In a recent Procurement Insights posts, THE REVELATOR tells us that a 2007 challenge is finally being addressed in 2025, and he’s right in that it’s being addressed, but parts of the problem are still not being solved. But before we can dive in too deep, let’s review the four points from his 2007 post on the Change Management Myth.
The core of his eighteen year old post was the statement that many failures stem not from resistance to change itself but from deeper systemic issues in how technology is deployed, which is often the case because, when the system selected is the one with backing from the core team, there is obviously some desire to change, but something is preventing that change from happening. Based on interviews and discussion with third parties, including one with a professional who had over a decade of public sector Procurement system implementations at the time (remembering that the first procurement system only went live twelve years before his post eighteen years ago), he identified four key reasons why automated procurement systems fell short and resulted in poor adoption and outcomes.
These four reasons were:
- lack of technical savvy and cultural understanding
- procurement module was an ERP afterthought
- lack of process mapping/improvement before automation
- discrepancy between promises and delivery
While technology has improved greatly, as far as I’m concerned, two of these still aren’t being solved because the technology that is addressing the issues are not solving the fundamental problems. In THE REVELATOR‘s post, he points to an AI-powered “digital team member”* agent solution (and one custom built for the SAP ecosystem) as an example of a technology that addresses the four problems (but we will not name it as we don’t want to be negative on a particular technology that does offer some value to customers in Ariba jail). Our goal of this article to address the statements he is making and the fundamental requirements to solve the problems that still plague our space).
According to THE REVELATOR, each of the problems are addressed for the given reasons:
- lack of technical savvy and cultural understanding because these platforms minimize the need for advanced skills with conversational interfaces and email integrations that don’t require extensive training and that “implicitly teach the why” by delivering immediate value
- procurement module was an ERP afterthought because this technology is purpose built for procurement, enhancing the across-the-board experience by implementing and supporting “best practice” out of the box
- lack of process mapping/improvement before automation because it inherently improves processes by AI-triage, prioritization, and workflow embedding while analyzing data in seconds, eliminating manual entry, and supporting iterative testing
- discrepancy between promises and delivery because seamless integration allows for instant impact, results, and measurable ROI
And each of these approaches is an approach that addresses the problem. However, it does not solve two of them, and that can lead to even worse errors being made then before. Namely, it doesn’t do anything for:
- lack of technical savvy and cultural understanding because guiding a person through a process, which is the one statistically estimated (i.e. guessed) to be the correct one, does nothing to address their lack of technical savvy or Procurement understanding, and, in fact, if it makes the process too easy or, on the easy test cases, gets the process too right, it leads the user into a false sense of security, just like vibe coding (which results in over half of the code being produced having serious security issues) or vibe physics (which sometimes results in delusions and sometimes even early stage “ChatGPT” psychosis), except in this case the user will happily authorize a million dollar purchase for the wrong product if the system doesn’t detect it’s the wrong product
- lack of process mapping/improvement before automation is not solved by slowly “learning” processes post implementation, and letting the system guide you on “corrections” because probabilities are not certainties, and if you don’t do pre-implementation process and data mapping, and understand the state of your data (and, if necessary, cleanse and enrich it), the system could make very wrong decisions (because it can only compute on the data it has, and if that data is bad, the recommendations will be very bad)

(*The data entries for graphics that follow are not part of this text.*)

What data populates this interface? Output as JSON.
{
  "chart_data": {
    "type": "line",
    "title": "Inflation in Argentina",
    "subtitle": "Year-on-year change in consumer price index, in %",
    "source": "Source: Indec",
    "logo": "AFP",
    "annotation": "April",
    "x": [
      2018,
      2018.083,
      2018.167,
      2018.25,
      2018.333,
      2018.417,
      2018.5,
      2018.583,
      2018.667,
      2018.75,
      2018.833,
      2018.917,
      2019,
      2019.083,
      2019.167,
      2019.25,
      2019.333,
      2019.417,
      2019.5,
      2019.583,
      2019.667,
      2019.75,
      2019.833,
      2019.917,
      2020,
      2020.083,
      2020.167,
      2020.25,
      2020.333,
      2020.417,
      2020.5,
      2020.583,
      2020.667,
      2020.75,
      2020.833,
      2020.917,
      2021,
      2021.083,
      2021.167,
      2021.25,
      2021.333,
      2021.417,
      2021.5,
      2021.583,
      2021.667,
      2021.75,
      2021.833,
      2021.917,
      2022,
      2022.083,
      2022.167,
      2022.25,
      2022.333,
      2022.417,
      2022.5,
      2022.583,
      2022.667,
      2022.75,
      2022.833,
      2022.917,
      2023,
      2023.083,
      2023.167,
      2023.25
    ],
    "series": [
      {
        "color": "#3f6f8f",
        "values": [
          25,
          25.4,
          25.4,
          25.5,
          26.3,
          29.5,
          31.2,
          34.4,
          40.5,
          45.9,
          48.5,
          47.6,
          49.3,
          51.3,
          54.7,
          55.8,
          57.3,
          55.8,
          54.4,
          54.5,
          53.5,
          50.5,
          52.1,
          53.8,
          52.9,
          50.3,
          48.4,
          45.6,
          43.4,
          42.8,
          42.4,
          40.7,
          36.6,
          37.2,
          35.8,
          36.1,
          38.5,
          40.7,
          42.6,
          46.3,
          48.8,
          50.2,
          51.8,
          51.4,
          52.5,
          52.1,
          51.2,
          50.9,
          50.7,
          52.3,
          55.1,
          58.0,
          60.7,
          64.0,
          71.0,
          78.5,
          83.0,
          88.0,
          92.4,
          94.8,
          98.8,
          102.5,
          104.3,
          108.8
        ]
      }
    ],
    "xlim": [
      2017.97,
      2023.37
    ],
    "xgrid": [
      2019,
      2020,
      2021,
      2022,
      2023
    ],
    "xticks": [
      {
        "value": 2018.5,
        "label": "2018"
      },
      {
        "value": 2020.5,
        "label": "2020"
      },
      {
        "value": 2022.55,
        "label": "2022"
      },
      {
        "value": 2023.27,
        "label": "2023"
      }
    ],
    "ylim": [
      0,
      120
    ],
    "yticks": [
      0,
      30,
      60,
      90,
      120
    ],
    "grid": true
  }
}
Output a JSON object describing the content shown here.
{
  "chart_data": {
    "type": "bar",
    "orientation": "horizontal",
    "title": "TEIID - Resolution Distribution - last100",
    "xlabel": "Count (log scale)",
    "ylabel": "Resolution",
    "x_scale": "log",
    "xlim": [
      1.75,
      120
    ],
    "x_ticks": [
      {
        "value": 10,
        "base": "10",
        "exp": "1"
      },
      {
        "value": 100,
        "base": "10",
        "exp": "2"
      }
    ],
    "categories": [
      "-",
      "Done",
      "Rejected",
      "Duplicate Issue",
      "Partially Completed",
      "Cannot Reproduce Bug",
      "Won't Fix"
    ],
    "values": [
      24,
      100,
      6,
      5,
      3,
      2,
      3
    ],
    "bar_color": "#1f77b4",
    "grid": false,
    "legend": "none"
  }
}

Not only does too much AI not solve the problem, but it actually exacerbates it. While we do want Augmented Intelligence, we want carefully designed, selected, evaluated, and implemented Augmented Intelligence where we can have very high confidence in everything it does because we pre-verified it, understand its limits, validated its data, and never apply it inappropriately. Plus, we want it to support our thinking and analysis, not have us support it when we have no clue where it’s coming from.
At the end of the day, we want better educated and trained personnel, because then they will know what tool to use where, how reliable the answer will be, and when a process can be fully automated vs. when you need manual checks. And then we want to give them the technology that makes them up to 10 times as efficient at their job by automating all of the tactical data collection, processing, analysis, and summarization so they can review everything they need to make the right decisions, select the right options in the system, and then have the system automate the tactical processes that come after. That’s not being guided by AI, that’s guiding the AI. That’s not just a semantic difference, it’s a significant process difference that can have a significant impact on Procurement efficiency and effectiveness.
* Let us remind you that AI Employees Aren’t Real!